夜、寝る前に必ずすることといえば、学校に持っていくぶんの鉛筆を削っておくこと。スタンドライトをつけた机の前で、持ち運びの容易なアルミ製の鉛筆削りの円錐型の穴に、一日ですっかり芯の丸まった鉛筆を差し込む。林檎の皮を剥くでもないし大根の皮を剥くでもない独特な耳触りの音を立てて、鉛筆の先端は尖っていく。灰皿に扇状の木屑がこんもりと溜まっていく。
 昨年禁煙を始めた叔父さんから、「小物入れに使えるよ」という理由で半ば押し付けられるかたちでもらった、クリスタルガラスの灰皿。学生が灰皿なんて、と最初は若干の抵抗があったけれど、いざ使ってみるとすごく便利。本来なら煙草を置いておく場所である灰皿の縁のくぼみは、今では勉強の休憩時に鉛筆を置いておく場所としてうまく機能している。

 バルキリーちゃんは学校の様々なひとたちから不良呼ばわりされているけれど、私は彼女が素行不良だと思ったことはないし、彼女が素行不良な振る舞いをしたところだって見たことはない。確かに彼女は優良な生徒とは決して言えないし、登校してきても気まぐれに帰ってしまう。担任はきっと彼女のことを苦々しく思っている。でも、だから不良かと問われるなら首を傾げずにはいられない。だいたい、クラスの全員が彼女をイメージだけで語っているふしが、多かれ少なかれあるような気がする。

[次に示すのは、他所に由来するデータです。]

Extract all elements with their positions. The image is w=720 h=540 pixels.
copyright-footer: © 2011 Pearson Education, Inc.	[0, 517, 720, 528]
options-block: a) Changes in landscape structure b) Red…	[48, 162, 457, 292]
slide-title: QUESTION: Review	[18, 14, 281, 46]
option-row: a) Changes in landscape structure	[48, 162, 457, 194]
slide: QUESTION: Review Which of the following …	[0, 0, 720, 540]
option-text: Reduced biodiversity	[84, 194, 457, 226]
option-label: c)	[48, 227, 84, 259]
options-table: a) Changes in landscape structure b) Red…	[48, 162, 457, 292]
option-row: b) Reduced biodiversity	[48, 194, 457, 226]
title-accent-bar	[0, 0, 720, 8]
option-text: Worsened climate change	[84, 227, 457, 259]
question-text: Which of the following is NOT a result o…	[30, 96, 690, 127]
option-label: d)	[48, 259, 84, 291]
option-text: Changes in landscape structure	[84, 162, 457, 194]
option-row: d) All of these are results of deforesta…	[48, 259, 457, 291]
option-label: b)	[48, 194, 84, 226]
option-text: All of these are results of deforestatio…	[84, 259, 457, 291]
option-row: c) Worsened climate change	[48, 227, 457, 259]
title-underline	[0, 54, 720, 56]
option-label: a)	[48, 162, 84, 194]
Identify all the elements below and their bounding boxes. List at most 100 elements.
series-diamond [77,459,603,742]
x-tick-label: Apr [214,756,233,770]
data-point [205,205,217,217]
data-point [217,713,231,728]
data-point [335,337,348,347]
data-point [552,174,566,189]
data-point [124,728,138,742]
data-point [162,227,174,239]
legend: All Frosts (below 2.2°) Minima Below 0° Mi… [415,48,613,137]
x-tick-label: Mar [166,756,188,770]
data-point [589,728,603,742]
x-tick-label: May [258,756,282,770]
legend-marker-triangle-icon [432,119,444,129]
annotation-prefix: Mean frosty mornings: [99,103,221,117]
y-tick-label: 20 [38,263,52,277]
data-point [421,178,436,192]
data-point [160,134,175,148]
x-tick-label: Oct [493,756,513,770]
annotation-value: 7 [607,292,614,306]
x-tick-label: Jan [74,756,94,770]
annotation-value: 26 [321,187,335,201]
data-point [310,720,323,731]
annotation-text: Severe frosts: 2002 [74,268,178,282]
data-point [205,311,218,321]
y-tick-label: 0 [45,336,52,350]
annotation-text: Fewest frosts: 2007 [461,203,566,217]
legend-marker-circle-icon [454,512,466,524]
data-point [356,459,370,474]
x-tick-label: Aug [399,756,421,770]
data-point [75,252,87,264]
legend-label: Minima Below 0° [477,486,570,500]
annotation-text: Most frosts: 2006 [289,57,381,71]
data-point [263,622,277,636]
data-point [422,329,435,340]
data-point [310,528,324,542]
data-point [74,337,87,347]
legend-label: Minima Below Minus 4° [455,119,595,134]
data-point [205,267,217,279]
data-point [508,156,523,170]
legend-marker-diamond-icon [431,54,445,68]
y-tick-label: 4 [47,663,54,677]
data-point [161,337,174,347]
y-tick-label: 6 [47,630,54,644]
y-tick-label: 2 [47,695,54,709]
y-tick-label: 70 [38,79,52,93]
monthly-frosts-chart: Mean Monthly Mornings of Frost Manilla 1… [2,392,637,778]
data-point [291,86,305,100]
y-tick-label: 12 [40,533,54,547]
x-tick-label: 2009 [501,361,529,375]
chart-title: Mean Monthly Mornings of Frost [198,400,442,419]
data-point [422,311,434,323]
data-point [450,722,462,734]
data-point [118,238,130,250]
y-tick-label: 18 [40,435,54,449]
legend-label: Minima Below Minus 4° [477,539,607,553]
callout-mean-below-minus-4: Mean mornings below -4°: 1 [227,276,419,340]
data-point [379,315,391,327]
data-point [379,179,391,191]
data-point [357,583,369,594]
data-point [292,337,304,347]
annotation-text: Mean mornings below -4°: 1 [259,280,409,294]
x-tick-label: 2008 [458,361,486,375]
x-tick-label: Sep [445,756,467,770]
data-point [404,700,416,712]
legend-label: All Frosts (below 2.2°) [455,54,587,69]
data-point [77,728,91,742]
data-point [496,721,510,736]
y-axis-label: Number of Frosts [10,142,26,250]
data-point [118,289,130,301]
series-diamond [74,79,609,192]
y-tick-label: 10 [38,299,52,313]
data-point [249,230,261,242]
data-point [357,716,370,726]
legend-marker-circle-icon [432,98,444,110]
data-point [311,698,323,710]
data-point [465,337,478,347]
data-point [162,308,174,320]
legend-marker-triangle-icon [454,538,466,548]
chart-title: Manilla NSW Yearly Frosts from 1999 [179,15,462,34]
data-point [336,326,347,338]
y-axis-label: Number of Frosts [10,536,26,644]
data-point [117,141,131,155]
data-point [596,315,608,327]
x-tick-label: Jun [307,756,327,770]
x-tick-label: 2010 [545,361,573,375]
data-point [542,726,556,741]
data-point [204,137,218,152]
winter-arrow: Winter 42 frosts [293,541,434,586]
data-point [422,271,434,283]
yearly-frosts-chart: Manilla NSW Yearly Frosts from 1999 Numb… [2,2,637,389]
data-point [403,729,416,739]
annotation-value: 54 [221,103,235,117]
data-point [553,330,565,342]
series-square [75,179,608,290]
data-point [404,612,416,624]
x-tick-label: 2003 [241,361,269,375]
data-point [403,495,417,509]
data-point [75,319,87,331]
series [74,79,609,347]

バルキリーちゃんのことをゲームのユニットになぞらえて呼んでいる私が言える義理では、もちろんないのだけれど。
 すっかり先端の尖った鉛筆たちに、それぞれプラスチックのキャップをはめて筆箱にしまい込むと、私はスタンドライトの明かりを消して眠りについた。

 いつもより少し遅い時間に目が覚めた。カーテンを開けた。雨が降っていた。空は朝とは思えないほど暗く沈んでいた。スマートフォンを手にとった。そしてクラッシュオブクランを起動した。朝の一度目の資源稼ぎだ。
 最近TH8に上がったばかりで、ユニットレベルもまだほとんどTH7の状態のまま。もちろん闇の兵舎のアップグレードもまだなので、バルキリーを使うことなんてできない。そう、そうなのだ。クラスで一番、イメージでものを語っているのはおそらくこの私なのだ、かなしいことに。